Gofore Plc was chosen by Aimo Park as the sole partner to carry out the overhaul of the existing cloud infrastructure. Together it was decided that the best course of action was to build everything from scratch and then migrate running services to the new platform one by one. While doing so, an objective of containerizing all services and moving towards a microservice model was set. To align with DevOps methodologies, this was accomplished together with developers to ensure that the whole application lifecycle was transparent. Agile development methodologies were also used with great results.

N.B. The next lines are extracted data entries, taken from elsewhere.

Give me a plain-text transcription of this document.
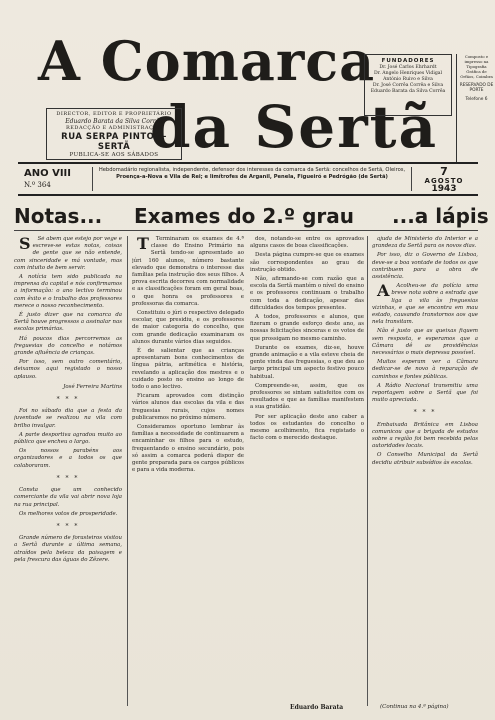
A Comarca
da Sertã
DIRECTOR, EDITOR E PROPRIETÁRIO
Eduardo Barata da Silva Corrêa
REDACÇÃO E ADMINISTRAÇÃO
RUA SERPA PINTO — SERTÃ
PUBLICA-SE AOS SÁBADOS
FUNDADORES
Dr. José Carlos Ehrhardt
Dr. Angelo Henriques Vidigal
António Ruivo e Silva
Dr. José Corrêa Corrêa e Silva
Eduardo Barata da Silva Corrêa
Composto e impresso na Tipografia Gráfica de Orfãos, Coimbra
RESERVADO DE PORTE
Telefone 6
ANO VIII
N.º 364
Hebdomadário regionalista, independente, defensor dos interesses da comarca da Sertã: concelhos de Sertã, Oleiros, Proença-a-Nova e Vila de Rei; e limítrofes de Arganil, Penela, Figueiró e Pedrógão (de Sertã)	7
AGOSTO
1943
Notas... Exames do 2.º grau ...a lápis

S Sé abem que estejo por vege e escreve-se estas notas, coisas de gente que se não entende, com sinceridade e má vontade, mas com intuito de bem servir.

A notícia tem sido publicada na imprensa da capital e nós confirmamos a informação: o ano lectivo terminou com êxito e o trabalho dos professores merece o nosso reconhecimento.

É justo dizer que na comarca da Sertã houve progressos a assinalar nas escolas primárias.

Há poucos dias percorremos as freguesias do concelho e notámos grande afluência de crianças.

Por isso, sem outro comentário, deixamos aqui registado o nosso aplauso.

José Ferreira Martins
* * *

Foi no sábado dia que a festa da juventude se realizou na vila com brilho invulgar.

A parte desportiva agradou muito ao público que encheu o largo.

Os nossos parabéns aos organizadores e a todos os que colaboraram.

* * *

Consta que um conhecido comerciante da vila vai abrir nova loja na rua principal.

Os melhores votos de prosperidade.

* * *

Grande número de forasteiros visitou a Sertã durante a última semana, atraídos pela beleza da paisagem e pela frescura das águas do Zêzere.

T Terminaram os exames de 4.ª classe do Ensino Primário na Sertã tendo-se apresentado ao júri 160 alunos, número bastante elevado que demonstra o interesse das famílias pela instrução dos seus filhos. A prova escrita decorreu com normalidade e as classificações foram em geral boas, o que honra os professores e professoras da comarca.

Constituiu o júri o respectivo delegado escolar, que presidiu, e os professores de maior categoria do concelho, que com grande dedicação examinaram os alunos durante vários dias seguidos.

É de salientar que as crianças apresentaram bons conhecimentos de língua pátria, aritmética e história, revelando a aplicação dos mestres e o cuidado posto no ensino ao longo de todo o ano lectivo.

Ficaram aprovados com distinção vários alunos das escolas da vila e das freguesias rurais, cujos nomes publicaremos no próximo número.

Consideramos oportuno lembrar às famílias a necessidade de continuarem a encaminhar os filhos para o estudo, frequentando o ensino secundário, pois só assim a comarca poderá dispor de gente preparada para os cargos públicos e para a vida moderna.

dos, notando-se entre os aprovados alguns casos de boas classificações.

Desta página cumpre-se que os exames são correspondentes ao grau de instrução obtido.

Não, afirmando-se com razão que a escola da Sertã mantém o nível do ensino e os professores continuam o trabalho com toda a dedicação, apesar das dificuldades dos tempos presentes.

A todos, professores e alunos, que fizeram o grande esforço deste ano, as nossas felicitações sinceras e os votos de que prossigam no mesmo caminho.

Durante os exames, diz-se, houve grande animação e a vila esteve cheia de gente vinda das freguesias, o que deu ao largo principal um aspecto festivo pouco habitual.

Compreende-se, assim, que os professores se sintam satisfeitos com os resultados e que as famílias manifestem a sua gratidão.

Por ser aplicação deste ano caber a todos os estudantes do concelho o mesmo acolhimento, fica registado o facto com o merecido destaque.

Eduardo Barata

ajuda de Ministério do Interior e a grandeza da Sertã para os novos dias.

Por isso, diz o Governo de Lisboa, deve-se a boa vontade de todos os que contribuem para a obra de assistência.

A Acolheu-se da polícia uma breve nota sobre a estrada que liga a vila às freguesias vizinhas, e que se encontra em mau estado, causando transtornos aos que nela transitam.

Não é justo que as queixas fiquem sem resposta, e esperamos que a Câmara dê as providências necessárias o mais depressa possível.

Muitos esperam ver a Câmara dedicar-se de novo à reparação de caminhos e fontes públicas.

A Rádio Nacional transmitiu uma reportagem sobre a Sertã que foi muito apreciada.

* * *

Embaixada Britânica em Lisboa comunicou que a brigada de estudos sobre a região foi bem recebida pelas autoridades locais.

O Conselho Municipal da Sertã decidiu atribuir subsídios às escolas.

(Continua na 4.ª página)
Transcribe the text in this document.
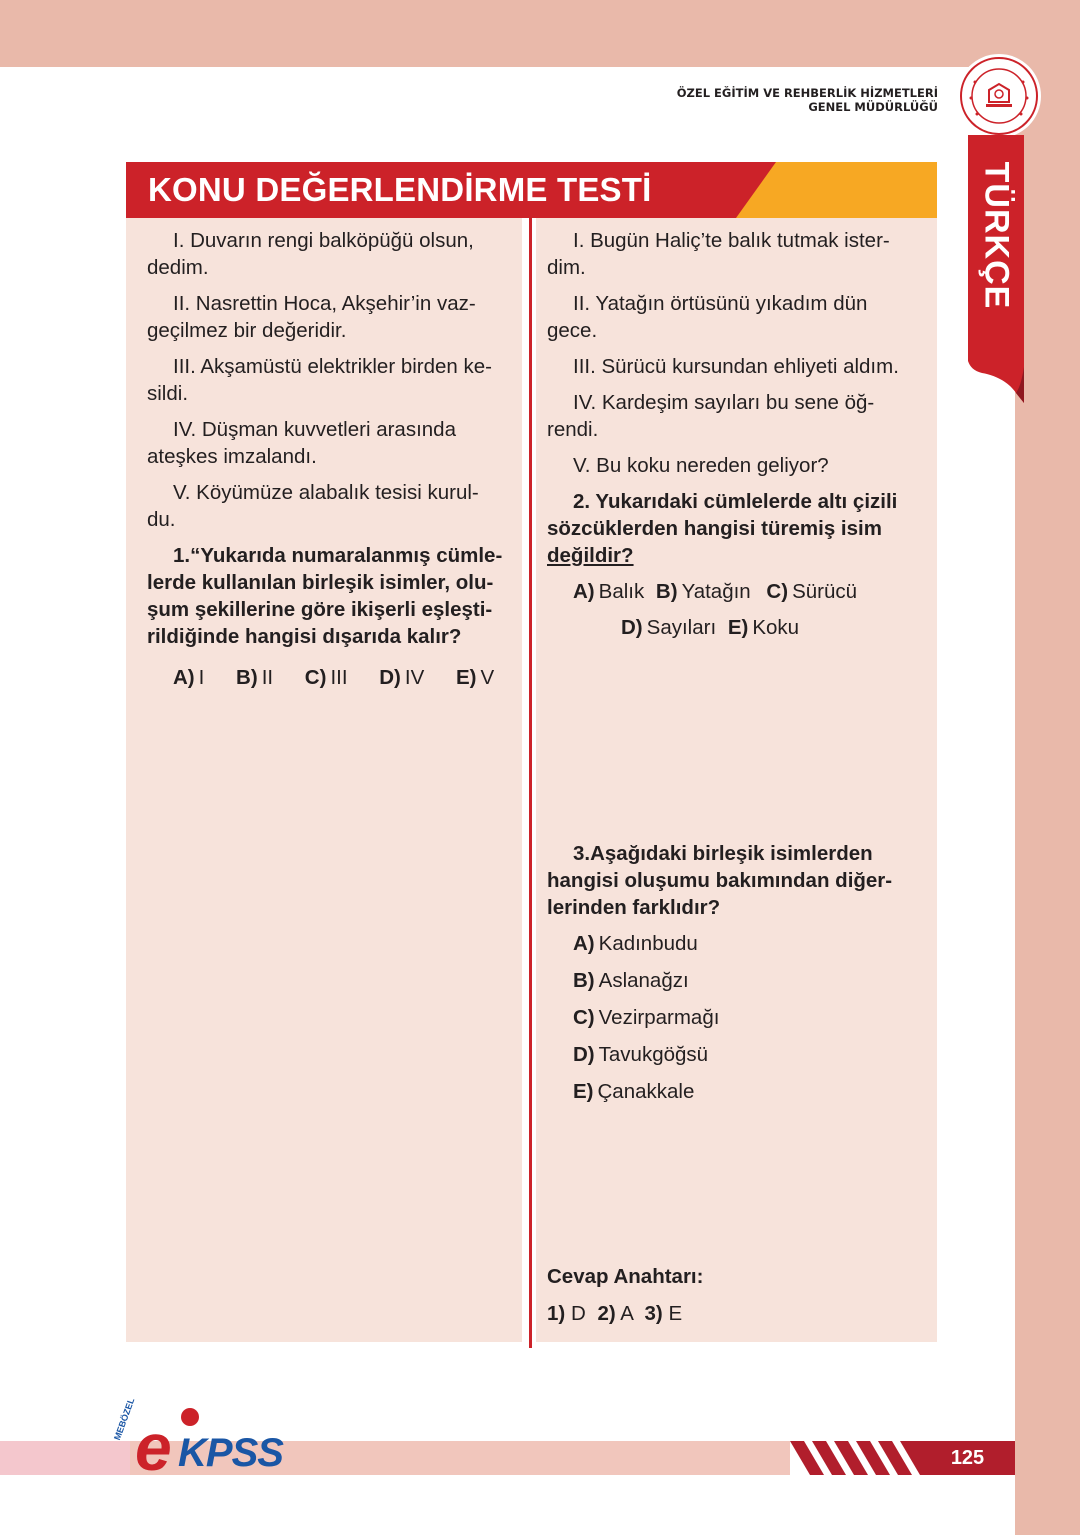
ÖZEL EĞİTİM VE REHBERLİK HİZMETLERİ
GENEL MÜDÜRLÜĞÜ
TÜRKÇE
KONU DEĞERLENDİRME TESTİ
I. Duvarın rengi balköpüğü olsun,
dedim.
II. Nasrettin Hoca, Akşehir’in vaz-
geçilmez bir değeridir.
III. Akşamüstü elektrikler birden ke-
sildi.
IV. Düşman kuvvetleri arasında
ateşkes imzalandı.
V. Köyümüze alabalık tesisi kurul-
du.
1.“Yukarıda numaralanmış cümle-
lerde kullanılan birleşik isimler, olu-
şum şekillerine göre ikişerli eşleşti-
rildiğinde hangisi dışarıda kalır?
A) I B) II C) III D) IV E) V
I. Bugün Haliç’te balık tutmak ister-
dim.
II. Yatağın örtüsünü yıkadım dün
gece.
III. Sürücü kursundan ehliyeti aldım.
IV. Kardeşim sayıları bu sene öğ-
rendi.
V. Bu koku nereden geliyor?
2. Yukarıdaki cümlelerde altı çizili
sözcüklerden hangisi türemiş isim
değildir?
A) Balık B) Yatağın C) Sürücü
D) Sayıları E) Koku
3.Aşağıdaki birleşik isimlerden
hangisi oluşumu bakımından diğer-
lerinden farklıdır?
A) Kadınbudu
B) Aslanağzı
C) Vezirparmağı
D) Tavukgöğsü
E) Çanakkale
Cevap Anahtarı:
1) D 2) A 3) E
125
e KPSS
MEBÖZEL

Main themes for the overhaul were as follows:
• Account structure
• Identity and access management
• Infrastructure automation
• Infrastructure monitoring
• Centralized logging
• CI/CD and deployments
To begin with, a new AWS account structure was created in order to isolate environments and workloads. Identity and access management was kept separate from actual application workloads and the workloads were divided into development, staging, and production environments. All of these were kept independent to avoid unnecessary dependencies. Additionally, a more fitting AWS region was chosen.
The cloud infrastructure was built following the principles of Infrastructure as Code using Terraform. The resulting code was highly self-documenting. Manual work was limited to a bare minimum and instead, all actual infrastructure changes were carried out by CI/CD pipelines. GitLab was used to build the pipelines for infrastructure as well as all application deployments.

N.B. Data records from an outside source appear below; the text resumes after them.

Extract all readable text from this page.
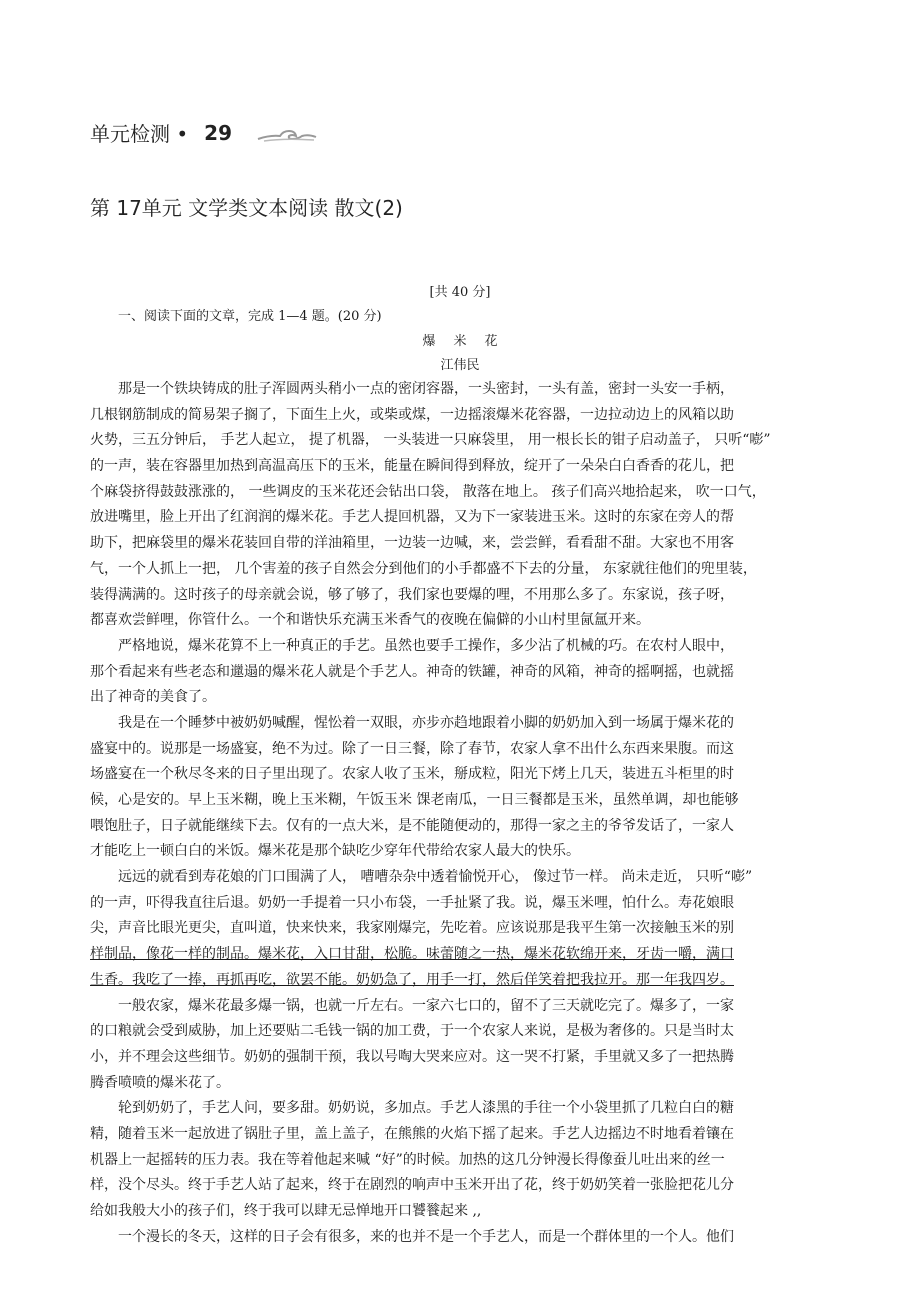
单元检测 • 29
第 17单元 文学类文本阅读 散文(2)
[共 40 分]
一、阅读下面的文章，完成 1—4 题。(20 分)
爆米花
江伟民
那是一个铁块铸成的肚子浑圆两头稍小一点的密闭容器，一头密封，一头有盖，密封一头安一手柄，
几根钢筋制成的简易架子搁了，下面生上火，或柴或煤，一边摇滚爆米花容器，一边拉动边上的风箱以助
火势，三五分钟后， 手艺人起立， 提了机器， 一头装进一只麻袋里， 用一根长长的钳子启动盖子， 只听“嘭”
的一声，装在容器里加热到高温高压下的玉米，能量在瞬间得到释放，绽开了一朵朵白白香香的花儿，把
个麻袋挤得鼓鼓涨涨的， 一些调皮的玉米花还会钻出口袋， 散落在地上。 孩子们高兴地拾起来， 吹一口气，
放进嘴里，脸上开出了红润润的爆米花。手艺人提回机器，又为下一家装进玉米。这时的东家在旁人的帮
助下，把麻袋里的爆米花装回自带的洋油箱里，一边装一边喊，来，尝尝鲜，看看甜不甜。大家也不用客
气，一个人抓上一把， 几个害羞的孩子自然会分到他们的小手都盛不下去的分量， 东家就往他们的兜里装，
装得满满的。这时孩子的母亲就会说，够了够了，我们家也要爆的哩，不用那么多了。东家说，孩子呀，
都喜欢尝鲜哩，你管什么。一个和谐快乐充满玉米香气的夜晚在偏僻的小山村里氤氲开来。
严格地说，爆米花算不上一种真正的手艺。虽然也要手工操作，多少沾了机械的巧。在农村人眼中，
那个看起来有些老态和邋遢的爆米花人就是个手艺人。神奇的铁罐，神奇的风箱，神奇的摇啊摇，也就摇
出了神奇的美食了。
我是在一个睡梦中被奶奶喊醒，惺忪着一双眼，亦步亦趋地跟着小脚的奶奶加入到一场属于爆米花的
盛宴中的。说那是一场盛宴，绝不为过。除了一日三餐，除了春节，农家人拿不出什么东西来果腹。而这
场盛宴在一个秋尽冬来的日子里出现了。农家人收了玉米，掰成粒，阳光下烤上几天，装进五斗柜里的时
候，心是安的。早上玉米糊，晚上玉米糊，午饭玉米 馃老南瓜，一日三餐都是玉米，虽然单调，却也能够
喂饱肚子，日子就能继续下去。仅有的一点大米，是不能随便动的，那得一家之主的爷爷发话了，一家人
才能吃上一顿白白的米饭。爆米花是那个缺吃少穿年代带给农家人最大的快乐。
远远的就看到寿花娘的门口围满了人， 嘈嘈杂杂中透着愉悦开心， 像过节一样。 尚未走近， 只听“嘭”
的一声，吓得我直往后退。奶奶一手提着一只小布袋，一手扯紧了我。说，爆玉米哩，怕什么。寿花娘眼
尖，声音比眼光更尖，直叫道，快来快来，我家刚爆完，先吃着。应该说那是我平生第一次接触玉米的别
样制品，像花一样的制品。爆米花，入口甘甜，松脆。味蕾随之一热，爆米花软绵开来，牙齿一嚼，满口
生香。我吃了一捧，再抓再吃，欲罢不能。奶奶急了，用手一打，然后佯笑着把我拉开。那一年我四岁。
一般农家，爆米花最多爆一锅，也就一斤左右。一家六七口的，留不了三天就吃完了。爆多了，一家
的口粮就会受到威胁，加上还要贴二毛钱一锅的加工费，于一个农家人来说，是极为奢侈的。只是当时太
小，并不理会这些细节。奶奶的强制干预，我以号啕大哭来应对。这一哭不打紧，手里就又多了一把热腾
腾香喷喷的爆米花了。
轮到奶奶了，手艺人问，要多甜。奶奶说，多加点。手艺人漆黑的手往一个小袋里抓了几粒白白的糖
精，随着玉米一起放进了锅肚子里，盖上盖子，在熊熊的火焰下摇了起来。手艺人边摇边不时地看着镶在
机器上一起摇转的压力表。我在等着他起来喊 “好”的时候。加热的这几分钟漫长得像蚕儿吐出来的丝一
样，没个尽头。终于手艺人站了起来，终于在剧烈的响声中玉米开出了花，终于奶奶笑着一张脸把花儿分
给如我般大小的孩子们，终于我可以肆无忌惮地开口饕餮起来 ,,
一个漫长的冬天，这样的日子会有很多，来的也并不是一个手艺人，而是一个群体里的一个人。他们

Kubernetes and more specifically EKS was chosen as the container orchestration platform. To aid with the release processes, tools such as Kustomize and Keel were also used. Traefik was implemented as the ingress controller and auto-scaling was utilised as well. These integrated with multiple AWS tools to automate exposing services and scaling resources. All of this resulted in a highly automated and durable platform for applications to run on.
After a thorough evaluation, Datadog was chosen as the centralized monitoring and logging solution. The point was not only to keep metrics and logs for both the infrastructure as well as applications in the same place, but also to limit the required administration work to a minimum. Alarms were integrated into an internal communication platform to make response times faster and to aid in the troubleshooting process.